Chinese Builders Help Hajj

Courtesy Tina Wang

Hui China Saudi Arabia awards multibillion-dollar railway contracts to consortiums including Chinese companies.

China may keep a tight leash on its own Muslims, but its railway companies are winning lucrative contracts in the Middle East to facilitate Islam’s most important pilgrimage.

Chinese contractors appear to have won over half of Saudi Arabia’s $5.2 billion spending plan to build railway links along the route of the Hajj. They’ll get more as Middle Eastern countries plow money into expanding the region’s rail network.

Chinese President Hu Jintao left Saudi Arabia on Thursday, with a $1.8 billion railway deal inked during his four-day trip. China Railway Construction Corp., a Saudi company and an undisclosed French firm will build a railway from Mecca to Medina that will run at speeds of 230 mph, cutting travel time to just half an hour, compared with a drive that typically takes several hours. The project is slated to be completed by 2013.

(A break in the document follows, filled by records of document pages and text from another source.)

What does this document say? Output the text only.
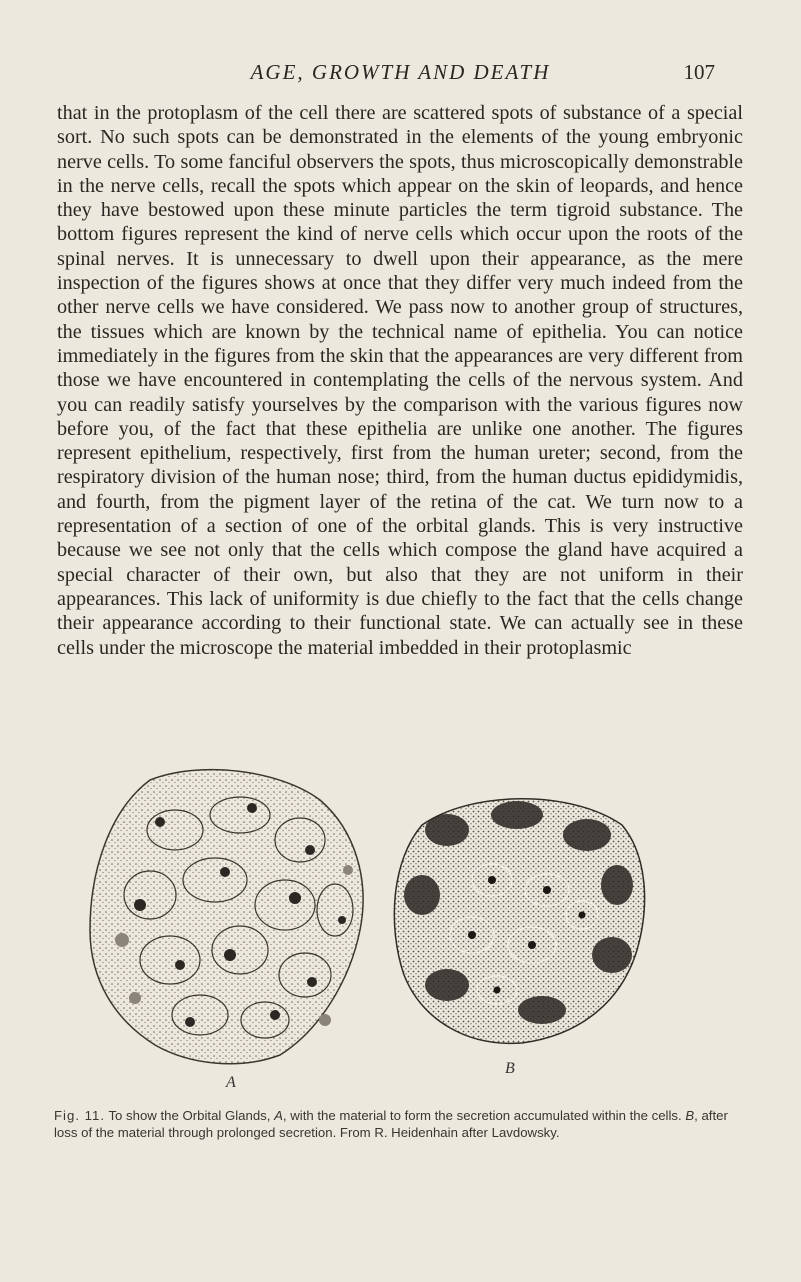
AGE, GROWTH AND DEATH	107

that in the protoplasm of the cell there are scattered spots of substance of a special sort. No such spots can be demonstrated in the elements of the young embryonic nerve cells. To some fanciful observers the spots, thus microscopically demonstrable in the nerve cells, recall the spots which appear on the skin of leopards, and hence they have bestowed upon these minute particles the term tigroid substance. The bottom figures represent the kind of nerve cells which occur upon the roots of the spinal nerves. It is unnecessary to dwell upon their appearance, as the mere inspection of the figures shows at once that they differ very much indeed from the other nerve cells we have considered. We pass now to another group of structures, the tissues which are known by the technical name of epithelia. You can notice immediately in the figures from the skin that the appearances are very different from those we have encountered in contemplating the cells of the nervous system. And you can readily satisfy yourselves by the comparison with the various figures now before you, of the fact that these epithelia are unlike one another. The figures represent epithelium, respectively, first from the human ureter; second, from the respiratory division of the human nose; third, from the human ductus epididymidis, and fourth, from the pigment layer of the retina of the cat. We turn now to a representation of a section of one of the orbital glands. This is very instructive because we see not only that the cells which compose the gland have acquired a special character of their own, but also that they are not uniform in their appearances. This lack of uniformity is due chiefly to the fact that the cells change their appearance according to their functional state. We can actually see in these cells under the microscope the material imbedded in their protoplasmic

A
B
Fig. 11. To show the Orbital Glands, A, with the material to form the secretion accumulated within the cells. B, after loss of the material through prolonged secretion. From R. Heidenhain after Lavdowsky.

On Friday, China Railway Engineering Corp. was part of a consortium that won a $1.8 billion contract to build another Mecca-Medina rail link, going through the Red Sea port of Jeddah. Both rail projects should help ease traffic from the deluge of worshippers during the Hajj, the annual Islamic pilgrimage to the holy cities. Hundreds have been trampled to death due to stampedes in past years.

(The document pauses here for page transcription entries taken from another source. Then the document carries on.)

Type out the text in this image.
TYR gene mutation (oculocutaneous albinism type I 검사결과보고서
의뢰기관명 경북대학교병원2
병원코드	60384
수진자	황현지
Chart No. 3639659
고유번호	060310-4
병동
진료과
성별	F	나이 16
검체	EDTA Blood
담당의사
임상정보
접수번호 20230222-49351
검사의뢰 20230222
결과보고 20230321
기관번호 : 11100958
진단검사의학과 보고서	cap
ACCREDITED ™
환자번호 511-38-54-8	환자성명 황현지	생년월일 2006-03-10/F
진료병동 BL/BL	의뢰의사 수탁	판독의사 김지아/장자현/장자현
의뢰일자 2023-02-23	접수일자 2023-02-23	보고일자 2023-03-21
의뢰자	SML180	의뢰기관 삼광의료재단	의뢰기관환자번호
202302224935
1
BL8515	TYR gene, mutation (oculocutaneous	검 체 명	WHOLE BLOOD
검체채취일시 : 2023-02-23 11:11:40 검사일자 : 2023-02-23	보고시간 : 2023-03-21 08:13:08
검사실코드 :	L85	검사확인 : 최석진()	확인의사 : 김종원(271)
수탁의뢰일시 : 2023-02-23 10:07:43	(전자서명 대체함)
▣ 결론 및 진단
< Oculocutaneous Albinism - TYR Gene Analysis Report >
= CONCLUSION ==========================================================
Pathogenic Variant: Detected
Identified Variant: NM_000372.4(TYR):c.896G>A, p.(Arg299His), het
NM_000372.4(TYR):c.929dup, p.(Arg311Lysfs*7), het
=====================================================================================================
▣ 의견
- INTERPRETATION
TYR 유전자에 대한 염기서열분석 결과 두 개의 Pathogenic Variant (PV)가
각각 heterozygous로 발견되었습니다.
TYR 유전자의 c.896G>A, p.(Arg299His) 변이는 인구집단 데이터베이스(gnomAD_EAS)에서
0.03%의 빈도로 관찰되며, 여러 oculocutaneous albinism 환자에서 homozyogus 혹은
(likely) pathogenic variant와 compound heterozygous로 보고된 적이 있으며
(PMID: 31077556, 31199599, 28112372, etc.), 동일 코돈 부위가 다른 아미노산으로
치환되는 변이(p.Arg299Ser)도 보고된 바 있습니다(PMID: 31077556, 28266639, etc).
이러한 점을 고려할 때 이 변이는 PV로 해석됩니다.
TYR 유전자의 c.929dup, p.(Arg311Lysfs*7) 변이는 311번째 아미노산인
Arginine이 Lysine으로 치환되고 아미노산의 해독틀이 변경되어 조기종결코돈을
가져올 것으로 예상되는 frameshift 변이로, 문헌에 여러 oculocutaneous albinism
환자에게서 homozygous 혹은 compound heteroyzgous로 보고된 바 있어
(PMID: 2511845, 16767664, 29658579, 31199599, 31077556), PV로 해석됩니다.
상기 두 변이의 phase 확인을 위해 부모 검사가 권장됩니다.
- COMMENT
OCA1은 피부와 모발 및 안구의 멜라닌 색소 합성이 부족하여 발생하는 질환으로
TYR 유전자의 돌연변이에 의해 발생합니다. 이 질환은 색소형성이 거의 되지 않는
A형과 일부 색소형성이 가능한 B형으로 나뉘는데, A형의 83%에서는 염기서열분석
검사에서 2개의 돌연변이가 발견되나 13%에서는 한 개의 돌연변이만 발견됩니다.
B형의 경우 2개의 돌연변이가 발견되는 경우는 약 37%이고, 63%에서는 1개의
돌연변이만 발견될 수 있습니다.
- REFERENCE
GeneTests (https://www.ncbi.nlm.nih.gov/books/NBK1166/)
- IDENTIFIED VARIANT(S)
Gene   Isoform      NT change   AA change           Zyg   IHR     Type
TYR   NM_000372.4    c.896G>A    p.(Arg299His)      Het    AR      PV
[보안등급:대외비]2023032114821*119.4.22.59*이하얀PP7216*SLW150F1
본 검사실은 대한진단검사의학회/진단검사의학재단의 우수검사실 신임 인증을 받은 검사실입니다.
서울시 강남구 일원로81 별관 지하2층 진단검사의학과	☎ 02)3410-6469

While the Mecca deal marks a big overseas contract for China Railway Construction, it is medium-scale compared with the builder’s domestic projects, and so will have a limited impact on its stock price, said BOCI Research analyst Patrick Li. The Chinese railway company had a $5.4 billion initial public offer last March, and its shares have lost only 9.2% of their value since then amid a general market slide.

Riyadh’s plans to spend 450 billion riyals ($120.1 billion) to upgrade the country’s infrastructure over the next five years could represent a bonanza for Chinese builders. Meanwhile, the fact that Hu chose Saudi Arabia as the destination for his first overseas trip in the new year also marks Beijing’s interested in firming up relations with the world’s top oil producer.

Beijing has long regarded its Muslim population, concentrated in the country’s northwestern provinces, with wariness. Organized religious activity is strictly limited and controlled by the Communist Party. Unrest in Xinjiang Province during the run-up to the 2008 Beijing Summer Olympics led to a sharp crackdown.

In Hong Kong trading, China Railway Construction (other-otc: CWYCF – news – people ) added 20 Hong Kong cents (3 cents), or 1.9%, to 10.90 Hong Kong dollars ($1.41).